National Harbor, Maryland (CNN) - Filling the basement of a convention center in National Harbor, where Conservative Political Action Conference (CPAC) is underway, are dozens of booths, set up to hand out fliers, candy and other knick-knacks to woo conference attendees. One booth, however, is not handing out goodies.
Instead, it's offering stress relief in the form of brick-shaped sponges that people can use to whack pictures of politicians.
The group, called Voter Brick, is a relatively new advocacy organization that's come to CPAC to deliver a simple bipartisan message: "Don't take it all so seriously." The booth's organizer, Rainer Fehrenbacher, says the group set up the booth at CPAC this year to provide political junkies in attendance with an opportunity to "let loose."
While the group prints pictures of both Democratic and Republican politicians, the only Republican picture sold at this year's CPAC is New Jersey Gov. Chris Christie, who was invted to speak at the conference this year after having been snubbed in years past. The group is also selling pictures of President Barack Obama and House Minority Leader Nancy Pelosi.
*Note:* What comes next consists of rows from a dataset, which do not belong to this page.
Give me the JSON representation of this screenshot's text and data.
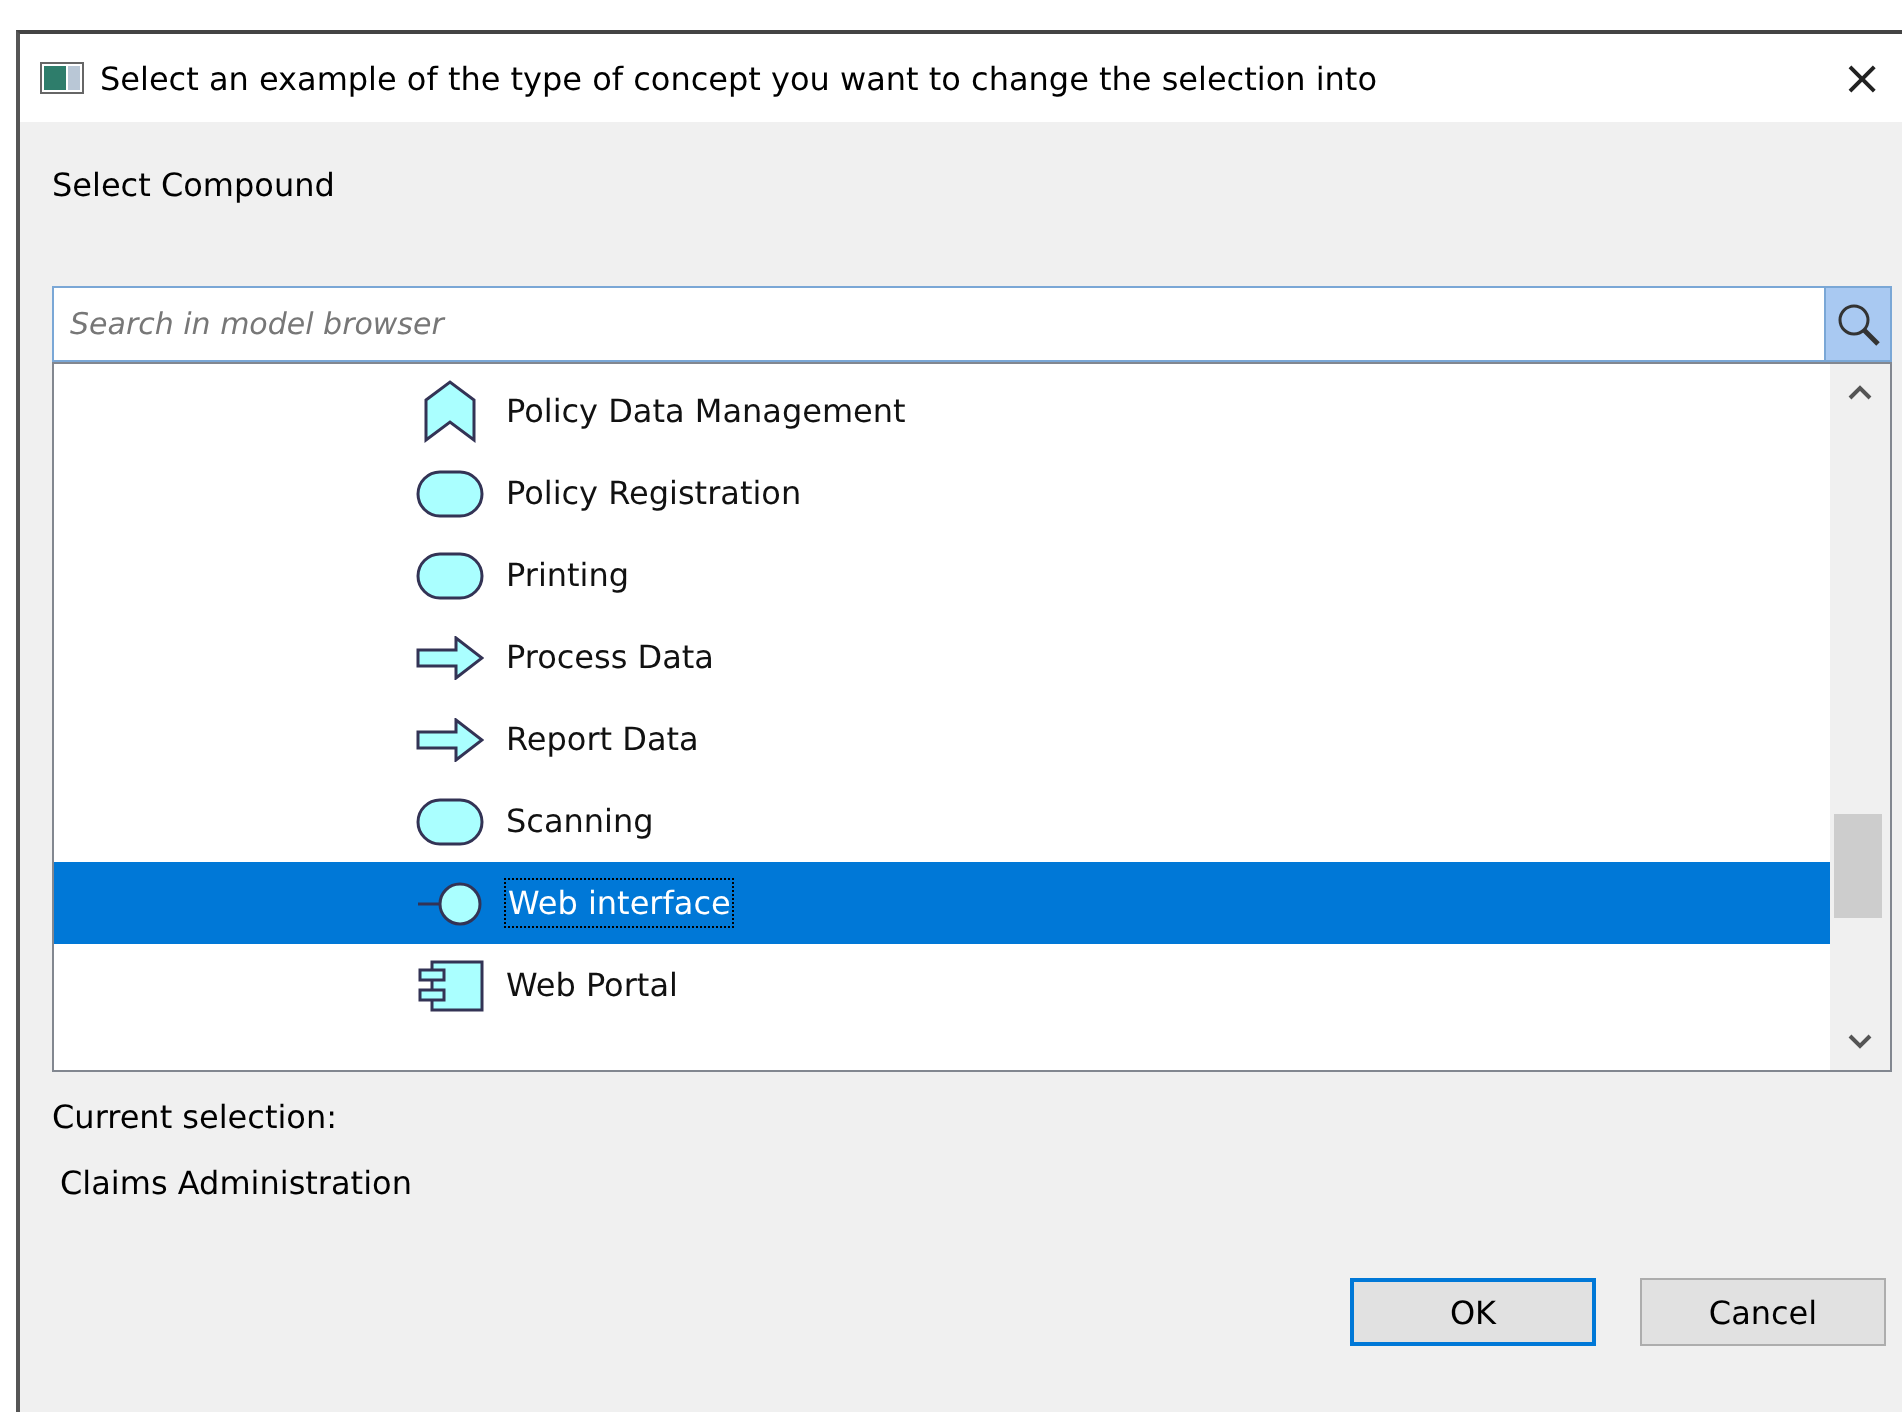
{
  "window": {
    "title": "Select an example of the type of concept you want to change the selection into",
    "close": "×"
  },
  "heading": "Select Compound",
  "search": {
    "placeholder": "Search in model browser"
  },
  "tree": {
    "items": [
      {
        "label": "Policy Data Management",
        "kind": "function",
        "selected": false
      },
      {
        "label": "Policy Registration",
        "kind": "service",
        "selected": false
      },
      {
        "label": "Printing",
        "kind": "service",
        "selected": false
      },
      {
        "label": "Process Data",
        "kind": "flow",
        "selected": false
      },
      {
        "label": "Report Data",
        "kind": "flow",
        "selected": false
      },
      {
        "label": "Scanning",
        "kind": "service",
        "selected": false
      },
      {
        "label": "Web interface",
        "kind": "interface",
        "selected": true
      },
      {
        "label": "Web Portal",
        "kind": "component",
        "selected": false
      }
    ]
  },
  "current_selection": {
    "label": "Current selection:",
    "value": "Claims Administration"
  },
  "buttons": [
    {
      "label": "OK",
      "default": true
    },
    {
      "label": "Cancel",
      "default": false
    }
  ]
}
Voter Brick is also asking conference-goers to vote for the politician they hate the most and they think deserves to have their picture printed to be sponge-slapped next. While the official count is still being tabulated, Fehrenbacher tells CNN that Hillary Clinton and Secretary of State John Kerry so far have the most votes. Christie, he says, also has a few.
The pool of 10 politicians to vote for includes several Democrats, such as Vice President Joe Biden, Attorney Gen. Eric Holder, Sen. Chuck Schumer of New York, Chicago Mayor Rahm Emanuel, Senate Majority Leader Harry Reid, and Sen. Barbara Boxer of California, as well as ex-IRS official Lois Lerner.
The list includes Christie as the sole Republican.
Fehrenbacher, who back moved to Phoenix after losing his job at a college in New York, said he joined Voter Brick because he didn't want to collect unemployment. Through Voter Brick, he offers a service where politicians can order pictures of opponents' faces to slap with sponges. So far, he has yet to sell any pictures, he says, because the campaign-specific sales are still in testing.